Before data or instructions can be written to the controller, an initialization sequence must be executed that configures the controller and makes sure it's ready to receive input. The HD44780 does run through a version of the initialization when it first powers up, but there are a few problems with that routine. The hardware initialization is somewhat fragile and very dependent on the circuit's power supply. It also sets the controller to a default that might not be the desired state. Best practice looks to be including initialization in the design. For my own use, I have the FPGA drive the full initialization sequence on startup and have also tied the sequence to a push button on my board for a soft reset.

The sequence itself is simply a series of instructions that can be implemented using the same approach as was shown in the general case above. The only added complexity is that the timings for the delay between instructions varies, with some delays being considerably longer than others. For some reason the datasheets all seem to present this sequence as a flow chart which only serves to over-complicate the process.

Step Instruction (binary) Delay
1. Power up No Instruction 100ms
2. Function Set 8'b00110000 5ms
3. Function Set 8'b00110000 200us
4. Function Set 8'b00110000 200us
5. Configure 8'b00111000 60us
6. Display Off 8'b00001000 60us
7. Clear 8'b00000001 5ms
8. Entry Mode Set 8'b00000110 60us
9. Display On 8'b00001100 60us

Some things to note for the initialization sequence:

  • As with other parts of this process, I'm padding the delays here with a little more time than the datasheets present as minimum. Some of the extra time was added while I was troubleshooting and determined more time was needed for reliable performance - other places I just added time for good measure.
  • Steps 2,3 and 4 all load the same instruction to the controller. Once RS and D[0-7] are set on the FPGA it is not necessary to keep resetting them - all that is needed is to bring the enable pin high and low at the appropriate times.
  • Step 5 configures the LCD for the particular application - in this case 8-bit mode, 2 lines, 5x7 font. There are other options for configuration.
  • Step 8 configures the Entry Mode which determines what the controller does as it receives new characters. The setting here fills in text from left to right while the display itself stays still. There are multiple options.
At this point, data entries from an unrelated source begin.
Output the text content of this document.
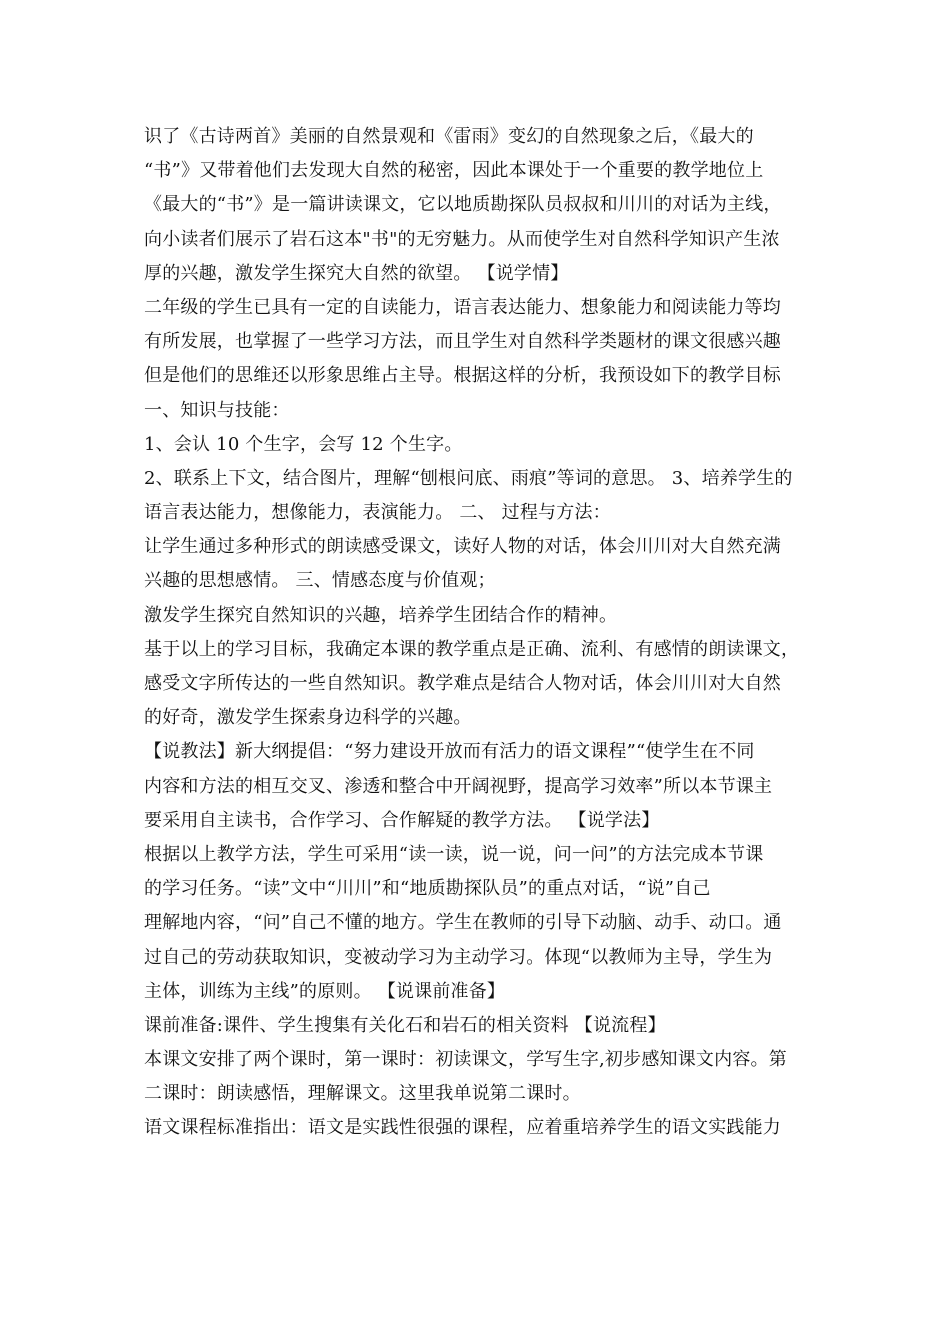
识了《古诗两首》美丽的自然景观和《雷雨》变幻的自然现象之后，《最大的
“书”》又带着他们去发现大自然的秘密，因此本课处于一个重要的教学地位上
《最大的“书”》是一篇讲读课文，它以地质勘探队员叔叔和川川的对话为主线，
向小读者们展示了岩石这本"书"的无穷魅力。从而使学生对自然科学知识产生浓
厚的兴趣，激发学生探究大自然的欲望。 【说学情】
二年级的学生已具有一定的自读能力，语言表达能力、想象能力和阅读能力等均
有所发展，也掌握了一些学习方法，而且学生对自然科学类题材的课文很感兴趣
但是他们的思维还以形象思维占主导。根据这样的分析，我预设如下的教学目标
一、知识与技能：
1、会认 10 个生字，会写 12 个生字。
2、联系上下文，结合图片，理解“刨根问底、雨痕”等词的意思。 3、培养学生的
语言表达能力，想像能力，表演能力。 二、 过程与方法：
让学生通过多种形式的朗读感受课文，读好人物的对话，体会川川对大自然充满
兴趣的思想感情。 三、情感态度与价值观；
激发学生探究自然知识的兴趣，培养学生团结合作的精神。
基于以上的学习目标，我确定本课的教学重点是正确、流利、有感情的朗读课文，
感受文字所传达的一些自然知识。教学难点是结合人物对话，体会川川对大自然
的好奇，激发学生探索身边科学的兴趣。
【说教法】新大纲提倡：“努力建设开放而有活力的语文课程”“使学生在不同
内容和方法的相互交叉、渗透和整合中开阔视野，提高学习效率”所以本节课主
要采用自主读书，合作学习、合作解疑的教学方法。 【说学法】
根据以上教学方法，学生可采用“读一读，说一说，问一问”的方法完成本节课
的学习任务。“读”文中“川川”和“地质勘探队员”的重点对话，“说”自己
理解地内容，“问”自己不懂的地方。学生在教师的引导下动脑、动手、动口。通
过自己的劳动获取知识，变被动学习为主动学习。体现“以教师为主导，学生为
主体，训练为主线”的原则。 【说课前准备】
课前准备:课件、学生搜集有关化石和岩石的相关资料 【说流程】
本课文安排了两个课时，第一课时：初读课文，学写生字,初步感知课文内容。第
二课时：朗读感悟，理解课文。这里我单说第二课时。
语文课程标准指出：语文是实践性很强的课程，应着重培养学生的语文实践能力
To implement the initialization sequence, I again use a state machine to step through the process. I actually combine the initialization and operating phases into one 26-step state machine (code further below). Of course, my solution is only one of many possible approaches. In researching for this project and hunting up examples of FPGAs driving LCDs, I found tremendous variety in the ways that people setup their state machines and manage the timing. It's certainly worth looking around for inspiration.

In the full version of the code, I've moved the counting function outside of the state machine and setup a counter that sets flags at various key timing thresholds. You'll note also that I parameterized the timing. The parameterization makes it easier to track the timings through the code. More important, the parameterization makes it effortless to use the module at different clock speeds. It is only necessary to adjust the one value for clock speed and all subsequent delays adjust accordingly.
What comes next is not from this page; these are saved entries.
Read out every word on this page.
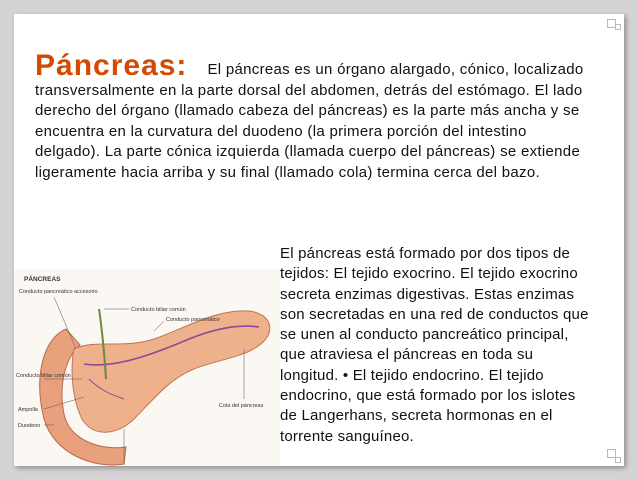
Páncreas: El páncreas es un órgano alargado, cónico, localizado transversalmente en la parte dorsal del abdomen, detrás del estómago. El lado derecho del órgano (llamado cabeza del páncreas) es la parte más ancha y se encuentra en la curvatura del duodeno (la primera porción del intestino delgado). La parte cónica izquierda (llamada cuerpo del páncreas) se extiende ligeramente hacia arriba y su final (llamado cola) termina cerca del bazo.
PÁNCREAS
Conducto biliar común
Conducto pancreático
Conducto pancreático accesorio
Conducto biliar común
Ampolla
Duodeno
Cola del páncreas
Cabeza del páncreas
El páncreas está formado por dos tipos de tejidos: El tejido exocrino. El tejido exocrino secreta enzimas digestivas. Estas enzimas son secretadas en una red de conductos que se unen al conducto pancreático principal, que atraviesa el páncreas en toda su longitud. • El tejido endocrino. El tejido endocrino, que está formado por los islotes de Langerhans, secreta hormonas en el torrente sanguíneo.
The final steps in making a usable LCD driver involve reconfiguring the module to process incoming data (rather than just displaying the letter "H" in the notional code) and establishing some type of handshaking.
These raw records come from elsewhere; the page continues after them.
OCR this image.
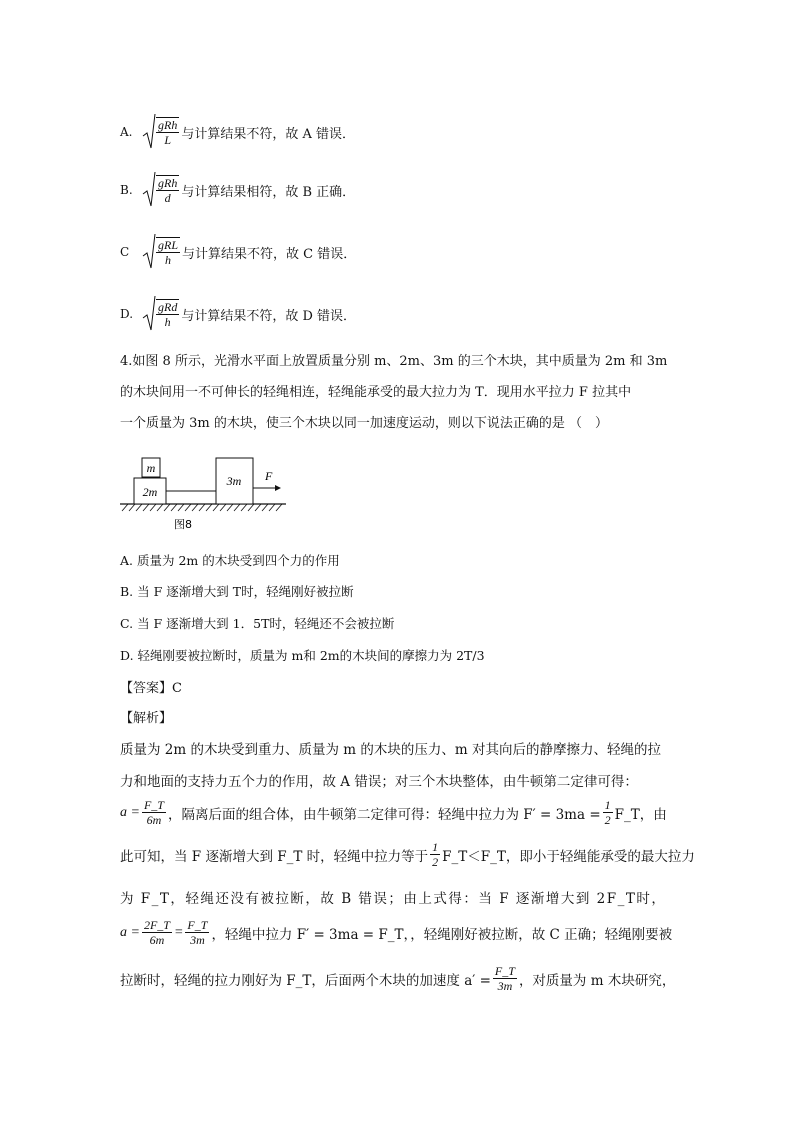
A.	$\frac{\text{gRh}}{L}$ 与计算结果不符，故 A 错误．
B.	$\frac{\text{gRh}}{d}$ 与计算结果相符，故 B 正确．
C	$\frac{\text{gRL}}{h}$ 与计算结果不符，故 C 错误．
D.	$\frac{\text{gRd}}{h}$ 与计算结果不符，故 D 错误．
4.如图 8 所示，光滑水平面上放置质量分别 m、2m、3m 的三个木块，其中质量为 2m 和 3m
的木块间用一不可伸长的轻绳相连，轻绳能承受的最大拉力为 T．现用水平拉力 F 拉其中
一个质量为 3m 的木块，使三个木块以同一加速度运动，则以下说法正确的是 （　）
2m
m
3m F
图8
A. 质量为 2m 的木块受到四个力的作用
B. 当 F 逐渐增大到 T时，轻绳刚好被拉断
C. 当 F 逐渐增大到 1．5T时，轻绳还不会被拉断
D. 轻绳刚要被拉断时，质量为 m和 2m的木块间的摩擦力为 2T/3
【答案】C
【解析】
质量为 2m 的木块受到重力、质量为 m 的木块的压力、m 对其向后的静摩擦力、轻绳的拉
力和地面的支持力五个力的作用，故 A 错误；对三个木块整体，由牛顿第二定律可得：
$a = \frac{F\_T}{6m}$ ，隔离后面的组合体，由牛顿第二定律可得：轻绳中拉力为 $F' = 3ma = \frac{1}{2}$ F_T，由
此可知，当 F 逐渐增大到 F_T 时，轻绳中拉力等于 $\frac{1}{2}$ F_T＜F_T，即小于轻绳能承受的最大拉力
为 F_T，轻绳还没有被拉断，故 B 错误；由上式得：当 F 逐渐增大到 2F_T时，
$a = \frac{2F\_T}{6m} = \frac{F\_T}{3m}$ ，轻绳中拉力 F′ = 3ma = F_T，，轻绳刚好被拉断，故 C 正确；轻绳刚要被
拉断时，轻绳的拉力刚好为 F_T，后面两个木块的加速度 $a' = \frac{F\_T}{3m}$ ，对质量为 m 木块研究，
Adding input to the basic notional module for data is trivial. I chose to treat it as one 9-bit chunk of data that includes both the RS and DB0-7 bits, but they could just as easily be conceptualized as two separate inputs.

Slightly trickier is the idea of establishing communication between the LCD driver module and the hypothetical other module producing the data. The LCD driver needs to know when there is fresh data available to be written to the display. Likewise, since the LCD driver needs considerable time to process a byte of data, the data producing module needs to know when the LCD driver is ready. In the code below you'll see that I addressed these two parallel needs with a "data_ready" input bit and a "busy_flag" output bit.

In states 23-25, which comprise the portion of the state machine that actually writes data to the LCD, state 23 will idle until the data_ready bit goes high. Once the bit goes high, the module sets its own internal tracking bit called "start" to high, sets the busy_flag output high, and starts processing the incoming data. The busy_flag and start bits remain high until the process is complete.

Another subtlety of the updated state machine is that state 25 now checks the ninth bit (RS) to distinguish between character and instruction input. When the RS indicates an instruction, the delay is longer.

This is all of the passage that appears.